I really do get pretty damned tired of having to challenge white folk on their alleged confusion - but I have to - not only for me, but for us and other "Others," particularly our children who are still (even today): born into, inculcated with, and continuously beat-down by this white supremacist capitalist patriarchy that runs this country.

And oddly I know, but I do it for whites too (even though I oftentimes feel I'm under no damned obligation to)- because whether they want to admit/accept it or not, our destinies in this country are inextricably linked.

That "American exceptionalism" bullshit truly no longer flies in this "global society" - there's evidence of that fact everywhere, if one but pays attention. They keep this shit up, and the world will eventually be "The Decider" when it comes to U.S. survival. And I doubt it'll be pretty, given all the heavy-handed havoc the US has wreaked all over the world.

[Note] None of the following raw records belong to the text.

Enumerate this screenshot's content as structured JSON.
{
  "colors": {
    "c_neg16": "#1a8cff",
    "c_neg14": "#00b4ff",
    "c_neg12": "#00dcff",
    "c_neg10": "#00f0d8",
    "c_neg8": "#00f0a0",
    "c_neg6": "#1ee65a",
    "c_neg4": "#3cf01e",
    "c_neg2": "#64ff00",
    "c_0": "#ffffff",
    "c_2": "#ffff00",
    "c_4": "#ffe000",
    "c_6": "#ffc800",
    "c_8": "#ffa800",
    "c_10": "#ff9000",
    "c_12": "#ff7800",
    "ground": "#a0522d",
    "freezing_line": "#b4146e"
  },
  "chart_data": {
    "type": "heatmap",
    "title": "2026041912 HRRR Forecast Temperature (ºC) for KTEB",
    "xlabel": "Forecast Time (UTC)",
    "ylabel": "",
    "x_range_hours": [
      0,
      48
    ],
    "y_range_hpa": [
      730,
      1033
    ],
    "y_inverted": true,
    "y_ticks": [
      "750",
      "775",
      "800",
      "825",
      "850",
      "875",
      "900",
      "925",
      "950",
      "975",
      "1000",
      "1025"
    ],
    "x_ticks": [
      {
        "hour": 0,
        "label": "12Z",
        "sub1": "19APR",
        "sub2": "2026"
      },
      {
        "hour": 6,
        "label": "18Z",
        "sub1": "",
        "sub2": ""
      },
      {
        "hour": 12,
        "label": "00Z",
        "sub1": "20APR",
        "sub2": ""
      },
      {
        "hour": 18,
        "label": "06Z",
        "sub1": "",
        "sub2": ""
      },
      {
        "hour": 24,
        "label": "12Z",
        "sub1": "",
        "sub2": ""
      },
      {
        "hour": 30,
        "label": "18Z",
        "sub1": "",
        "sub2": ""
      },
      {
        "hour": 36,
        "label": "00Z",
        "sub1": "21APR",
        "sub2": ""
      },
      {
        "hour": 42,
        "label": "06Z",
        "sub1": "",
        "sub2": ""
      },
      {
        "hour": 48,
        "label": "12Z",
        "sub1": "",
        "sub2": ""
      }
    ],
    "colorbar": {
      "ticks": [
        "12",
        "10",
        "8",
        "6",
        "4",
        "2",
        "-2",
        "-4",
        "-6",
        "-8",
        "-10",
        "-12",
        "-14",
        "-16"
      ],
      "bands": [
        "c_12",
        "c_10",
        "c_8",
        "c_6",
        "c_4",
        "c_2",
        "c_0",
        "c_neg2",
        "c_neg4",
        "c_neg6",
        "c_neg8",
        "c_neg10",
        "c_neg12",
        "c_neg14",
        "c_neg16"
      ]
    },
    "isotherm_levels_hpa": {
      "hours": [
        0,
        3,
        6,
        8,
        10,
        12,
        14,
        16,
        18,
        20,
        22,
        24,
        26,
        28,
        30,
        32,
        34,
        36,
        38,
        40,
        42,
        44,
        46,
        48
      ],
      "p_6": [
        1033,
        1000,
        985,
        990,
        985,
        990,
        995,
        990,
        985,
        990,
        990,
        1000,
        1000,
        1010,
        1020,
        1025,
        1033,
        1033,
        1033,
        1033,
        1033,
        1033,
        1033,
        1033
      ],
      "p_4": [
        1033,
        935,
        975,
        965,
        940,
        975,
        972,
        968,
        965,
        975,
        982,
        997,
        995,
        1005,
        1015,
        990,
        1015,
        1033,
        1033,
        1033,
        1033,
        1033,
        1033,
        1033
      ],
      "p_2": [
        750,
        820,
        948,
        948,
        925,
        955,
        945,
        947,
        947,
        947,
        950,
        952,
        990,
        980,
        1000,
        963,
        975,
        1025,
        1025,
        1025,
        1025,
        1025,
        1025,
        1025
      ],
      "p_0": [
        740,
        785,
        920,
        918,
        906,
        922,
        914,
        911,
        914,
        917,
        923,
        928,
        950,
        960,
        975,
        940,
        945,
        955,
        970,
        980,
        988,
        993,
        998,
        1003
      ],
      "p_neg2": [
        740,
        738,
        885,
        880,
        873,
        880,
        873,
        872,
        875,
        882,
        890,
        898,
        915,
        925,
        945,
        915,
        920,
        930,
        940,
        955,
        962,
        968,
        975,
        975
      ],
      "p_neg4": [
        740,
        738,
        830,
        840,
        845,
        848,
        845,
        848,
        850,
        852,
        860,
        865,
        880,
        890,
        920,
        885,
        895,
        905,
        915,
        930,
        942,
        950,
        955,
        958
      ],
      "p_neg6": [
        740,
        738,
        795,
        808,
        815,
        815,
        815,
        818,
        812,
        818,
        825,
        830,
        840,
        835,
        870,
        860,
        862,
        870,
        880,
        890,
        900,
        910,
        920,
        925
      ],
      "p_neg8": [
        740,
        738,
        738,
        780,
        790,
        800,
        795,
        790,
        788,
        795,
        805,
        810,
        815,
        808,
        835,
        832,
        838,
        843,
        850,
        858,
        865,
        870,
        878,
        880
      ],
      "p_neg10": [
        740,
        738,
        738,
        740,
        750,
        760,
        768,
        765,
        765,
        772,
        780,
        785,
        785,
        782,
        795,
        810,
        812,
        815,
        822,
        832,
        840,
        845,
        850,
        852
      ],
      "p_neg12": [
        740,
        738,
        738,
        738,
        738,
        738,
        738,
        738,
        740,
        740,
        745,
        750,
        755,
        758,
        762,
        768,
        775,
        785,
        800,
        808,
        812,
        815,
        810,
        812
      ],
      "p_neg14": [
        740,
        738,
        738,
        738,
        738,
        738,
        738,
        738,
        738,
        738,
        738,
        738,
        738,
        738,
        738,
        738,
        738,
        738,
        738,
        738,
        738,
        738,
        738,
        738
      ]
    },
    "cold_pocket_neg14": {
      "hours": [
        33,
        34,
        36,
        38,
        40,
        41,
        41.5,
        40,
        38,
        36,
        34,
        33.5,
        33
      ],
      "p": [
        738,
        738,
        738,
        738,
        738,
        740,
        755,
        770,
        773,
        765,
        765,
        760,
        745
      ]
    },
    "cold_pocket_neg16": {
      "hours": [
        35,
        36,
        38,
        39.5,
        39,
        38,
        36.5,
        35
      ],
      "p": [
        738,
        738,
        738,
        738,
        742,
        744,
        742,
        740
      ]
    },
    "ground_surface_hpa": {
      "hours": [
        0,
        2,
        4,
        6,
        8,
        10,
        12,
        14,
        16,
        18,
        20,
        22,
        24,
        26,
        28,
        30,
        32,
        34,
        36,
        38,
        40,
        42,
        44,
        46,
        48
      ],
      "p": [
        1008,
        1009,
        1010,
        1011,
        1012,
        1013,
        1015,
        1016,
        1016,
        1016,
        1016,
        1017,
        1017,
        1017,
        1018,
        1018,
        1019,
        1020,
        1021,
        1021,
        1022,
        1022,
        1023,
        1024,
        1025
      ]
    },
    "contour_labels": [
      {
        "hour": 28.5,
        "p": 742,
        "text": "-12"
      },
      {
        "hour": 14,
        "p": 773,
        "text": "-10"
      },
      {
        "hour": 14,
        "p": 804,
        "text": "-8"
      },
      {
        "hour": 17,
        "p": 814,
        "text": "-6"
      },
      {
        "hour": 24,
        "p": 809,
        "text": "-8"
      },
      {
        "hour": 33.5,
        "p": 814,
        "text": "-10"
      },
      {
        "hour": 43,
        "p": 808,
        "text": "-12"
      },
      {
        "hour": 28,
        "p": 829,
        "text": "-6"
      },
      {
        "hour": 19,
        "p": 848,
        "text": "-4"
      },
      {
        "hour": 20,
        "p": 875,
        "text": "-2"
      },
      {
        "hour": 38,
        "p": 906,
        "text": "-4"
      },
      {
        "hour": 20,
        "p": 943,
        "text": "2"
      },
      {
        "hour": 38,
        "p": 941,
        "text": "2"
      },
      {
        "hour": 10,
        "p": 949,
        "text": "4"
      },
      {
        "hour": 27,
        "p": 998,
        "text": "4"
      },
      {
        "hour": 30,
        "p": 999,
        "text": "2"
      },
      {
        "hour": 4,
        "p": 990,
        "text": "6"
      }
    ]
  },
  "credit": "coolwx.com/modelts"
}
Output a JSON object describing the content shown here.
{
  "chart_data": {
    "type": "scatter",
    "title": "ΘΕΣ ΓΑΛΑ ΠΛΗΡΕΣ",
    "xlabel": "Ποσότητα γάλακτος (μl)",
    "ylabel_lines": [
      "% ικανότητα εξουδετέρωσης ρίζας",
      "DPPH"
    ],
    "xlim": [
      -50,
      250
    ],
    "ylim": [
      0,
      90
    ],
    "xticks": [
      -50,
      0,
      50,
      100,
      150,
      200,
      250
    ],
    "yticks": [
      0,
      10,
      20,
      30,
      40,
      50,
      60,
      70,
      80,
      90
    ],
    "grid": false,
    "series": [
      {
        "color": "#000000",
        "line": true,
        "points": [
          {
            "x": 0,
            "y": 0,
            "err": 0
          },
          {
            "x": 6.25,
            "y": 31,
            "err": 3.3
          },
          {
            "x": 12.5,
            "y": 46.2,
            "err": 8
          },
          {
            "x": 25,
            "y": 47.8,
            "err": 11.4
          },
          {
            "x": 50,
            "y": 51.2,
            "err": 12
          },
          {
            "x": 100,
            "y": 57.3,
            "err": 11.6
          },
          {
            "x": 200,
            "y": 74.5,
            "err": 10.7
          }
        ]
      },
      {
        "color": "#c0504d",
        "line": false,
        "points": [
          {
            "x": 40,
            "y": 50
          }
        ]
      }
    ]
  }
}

I've got kids (young men now, but anyway) I'll be leaving behind to deal with THAT kind of shit (and I feel I do have an obligation to them). I am, however, doing all I can to get them to think outside of the only-living-in-the-US-box as a fail-safe, just in case these fools don't get their shit together (especially since there IS a limit to how much splainin' a person is willing to do!).

Oh Crap said...

@Thrasher

To be honest CD this white student actually believes he is smarter than you and you are his servant..

Truer words/never spoken.

If this student were in a class of mine, I would have to ignore him, or else have to deal with the ombudsman knocking on my door because a weeping white child is demanding to file a "discrimination" suit.

But see, this is why I'm not an educator in the first place. I just don't have the tolerance.

Deb said...

"...or else have to deal with the ombudsman knocking on my door because a weeping white child is demanding to file a "discrimination" suit."

Too funny Thrasher! :-) But I feel you though. That surely would have been my fate after my response - or a trip to the dean's office, or wherever they summon errant "educators!"

fred c said...

I'm just glad that I don't teach in the US. All I get is, "Thank you, Ajan Fred, for letting me take your great class!"

Incidentally, I do talk about race in America a little bit. I try to build in a locally relevant sub-text about tolerance, cooperation and the mischief of status in general. Not much discussion though, language constraints prevent it.